2001 was the 25th anniversary of the first performance of The Gingerbread Man.  I was hoping that a celebratory production might be mounted, perhaps in London.

But, out of the blue, a phone call came from David Hill, who ran the brand new theatre venue, Norden Farm Centre for the Arts in Maidenhead.  This complex boasted a splendid theatre within a barn.

David Hill had previously worked at Birmingham Hippodrome and at the Everyman Theatre, Cheltenham.  He had worked on marketing, helping us sell children’s shows at Birmingham, and had invited me to talk to children’s theatre enthusiasts at Cheltenham.  Now he was inviting Whirligig to bring The Gingerbread Man to Maidenhead for a Christmas season.  He had not realised it was the 25th anniversary.

John and Barry worked out a budget, and it all seemed possible.  We agreed a four week season, and assembled an excellent cast.  Mike Elles returned as Cuckoo, Shelaagh Ferrell played Pepper, not for the first time.  Neil Smye, who had understudied and played the role before, played the Gingerbread Man.  Newcomers to Whirligig were Michael Geary as Sleek the Mouse, Tom Sutton as Salt and Carol Ann Wilson as The Old Bag.

Sheila returned to choreograph.  Susie refurbished her set and costumes, Adam Stafford became my Associate Director, and Matthew Freeman, who had previously been one of the musical directors of Meg and Mog Show for Unicorn, came on board as MD and keyboard player.

We had a happy season.  Business was not, perhaps, as brisk as we might have hoped.  But no money was lost and the production was extremely well received.

 

2002

 

There was no Whirligig activity in 2002.  John, Barry and I decided that perhaps the time had come to wind up the company.  What was undoubtedly true was that the children’s theatre scene in the UK had changed radically since we started touring in 1979.  More practitioners wanted to do the work, rather than seeing it as the first rung on the ladder.  Writers, composers, actors, directors and designers were now seeing children’s theatre as a career option.  Perhaps, we thought, our work is done.  Not only that, we still had some money – not much – in the bank, so were not being forced to abandon ship.

We decided to hold a celebratory party, to which we would invite as many people as possible who had been connected with Whirligig shows.  We decided it should take place the following year – in 2003, which would in effect be our 25th anniversary.

 

2003

 

And so it was that on Sunday, October 26th, 2003, we held a splendid party at Polka Theatre in Wimbledon, to which a gratifyingly large number of people came.  Speeches were made.  Whirligig performers past and present performed songs from the shows.  There were video excerpts from productions on the big screen.
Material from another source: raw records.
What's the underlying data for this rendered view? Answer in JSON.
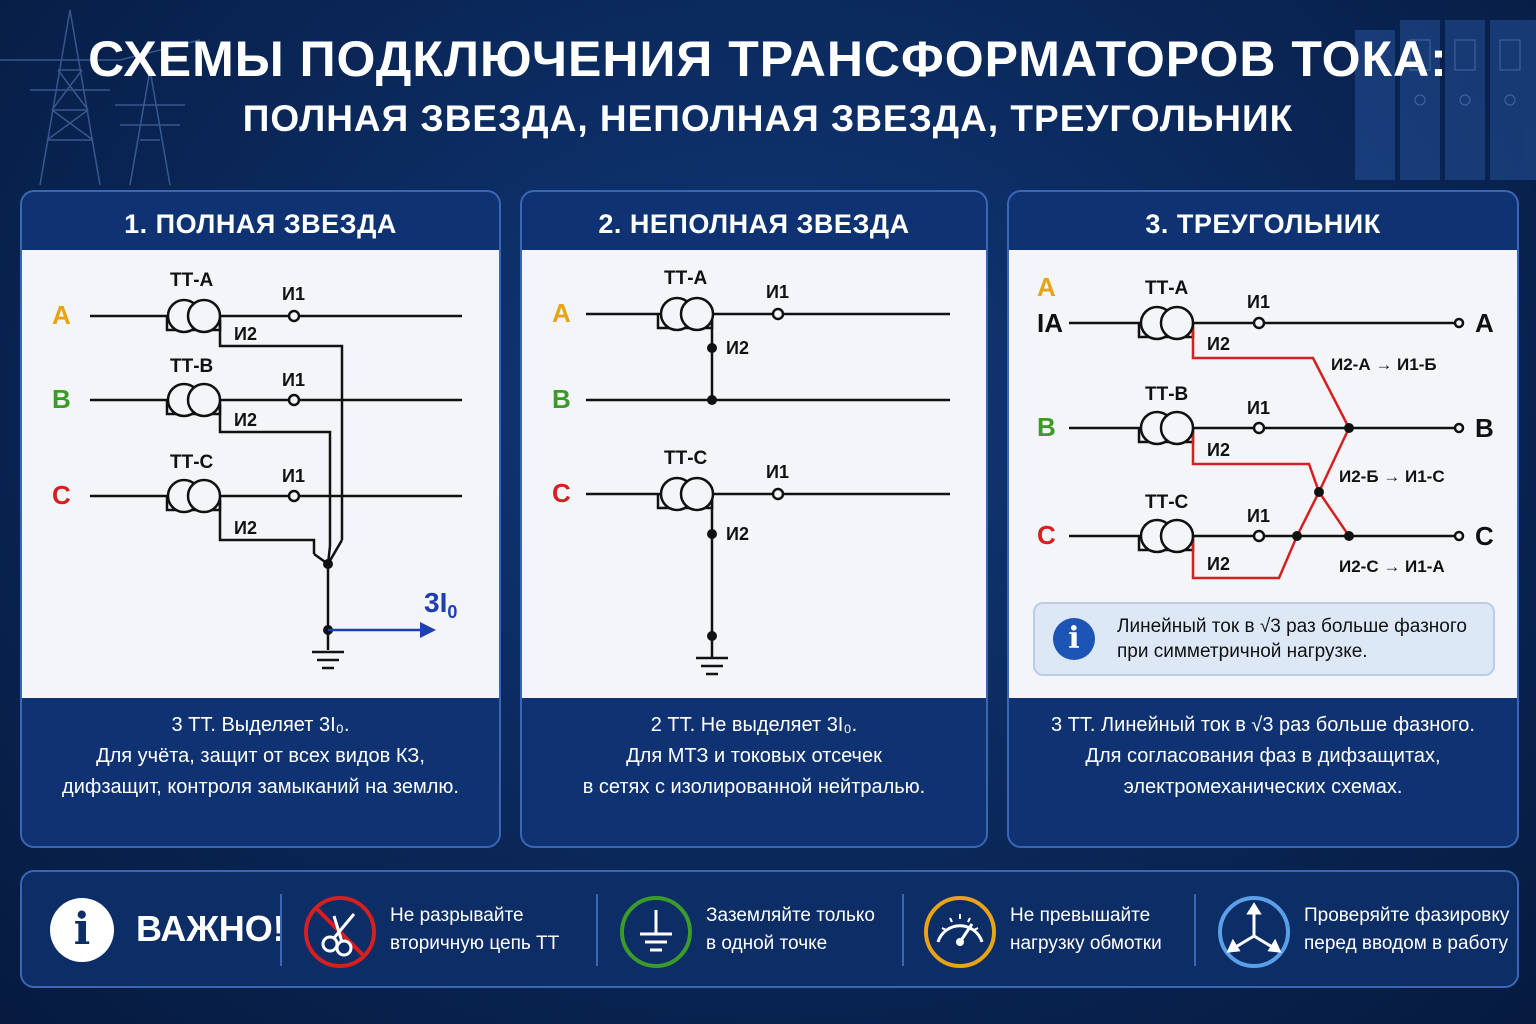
{
  "title": {
    "line1": "СХЕМЫ ПОДКЛЮЧЕНИЯ ТРАНСФОРМАТОРОВ ТОКА:",
    "line2": "ПОЛНАЯ ЗВЕЗДА, НЕПОЛНАЯ ЗВЕЗДА, ТРЕУГОЛЬНИК"
  },
  "colors": {
    "phase_a": "#e8a317",
    "phase_b": "#3a9a2a",
    "phase_c": "#d42020",
    "accent_blue": "#1d3fb0",
    "delta_wire": "#d42020"
  },
  "panels": [
    {
      "heading": "1. ПОЛНАЯ ЗВЕЗДА",
      "phases": [
        "A",
        "B",
        "C"
      ],
      "ct_labels": [
        "ТТ-А",
        "ТТ-В",
        "ТТ-С"
      ],
      "terminal_1": "И1",
      "terminal_2": "И2",
      "output_label": "3I",
      "output_sub": "0",
      "caption": [
        "3 ТТ. Выделяет 3I₀.",
        "Для учёта, защит от всех видов КЗ,",
        "дифзащит, контроля замыканий на землю."
      ]
    },
    {
      "heading": "2. НЕПОЛНАЯ ЗВЕЗДА",
      "phases": [
        "A",
        "B",
        "C"
      ],
      "ct_labels": [
        "ТТ-А",
        "ТТ-С"
      ],
      "terminal_1": "И1",
      "terminal_2": "И2",
      "caption": [
        "2 ТТ. Не выделяет 3I₀.",
        "Для МТЗ и токовых отсечек",
        "в сетях с изолированной нейтралью."
      ]
    },
    {
      "heading": "3. ТРЕУГОЛЬНИК",
      "phases": [
        "A",
        "B",
        "C"
      ],
      "phase_a_current": "IA",
      "ct_labels": [
        "ТТ-А",
        "ТТ-В",
        "ТТ-С"
      ],
      "terminal_1": "И1",
      "terminal_2": "И2",
      "outputs": [
        "A",
        "B",
        "C"
      ],
      "links": [
        "И2-А → И1-Б",
        "И2-Б → И1-С",
        "И2-С → И1-А"
      ],
      "note_icon": "info-icon",
      "note": [
        "Линейный ток в √3 раз больше фазного",
        "при симметричной нагрузке."
      ],
      "caption": [
        "3 ТТ. Линейный ток в √3 раз больше фазного.",
        "Для согласования фаз в дифзащитах,",
        "электромеханических схемах."
      ]
    }
  ],
  "important": {
    "icon": "info-icon",
    "label": "ВАЖНО!",
    "tips": [
      {
        "icon": "no-break-circuit-icon",
        "color": "#d42020",
        "text": [
          "Не разрывайте",
          "вторичную цепь ТТ"
        ]
      },
      {
        "icon": "ground-icon",
        "color": "#3a9a2a",
        "text": [
          "Заземляйте только",
          "в одной точке"
        ]
      },
      {
        "icon": "gauge-icon",
        "color": "#e8a317",
        "text": [
          "Не превышайте",
          "нагрузку обмотки"
        ]
      },
      {
        "icon": "phase-rotation-icon",
        "color": "#5aa0e8",
        "text": [
          "Проверяйте фазировку",
          "перед вводом в работу"
        ]
      }
    ]
  }
}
The end of an era.  At times frustrating, but always stimulating and rewarding.  In the opinion of many, Whirligig played a major role in changing attitudes towards children’s theatre in the UK, both amongst the professional theatre world and in the minds of the public.  Children’s theatre productions had become part of the mainstream, both in regional producing houses as well as touring theatres.  And also in London’s West End.

My thanks to everybody who contributed to Whirligig’s twenty five years on the road, particularly to Susie Caulcutt (designer), Sheila Falconer (choreographer), and Peter Pontzen (musical supervisor) for staying on board the Whirligig through thick and thin till the end of the ride, and John Gould and Barry Sheppard, without whom the company could not have existed and kept going, through adversity and triumph alike.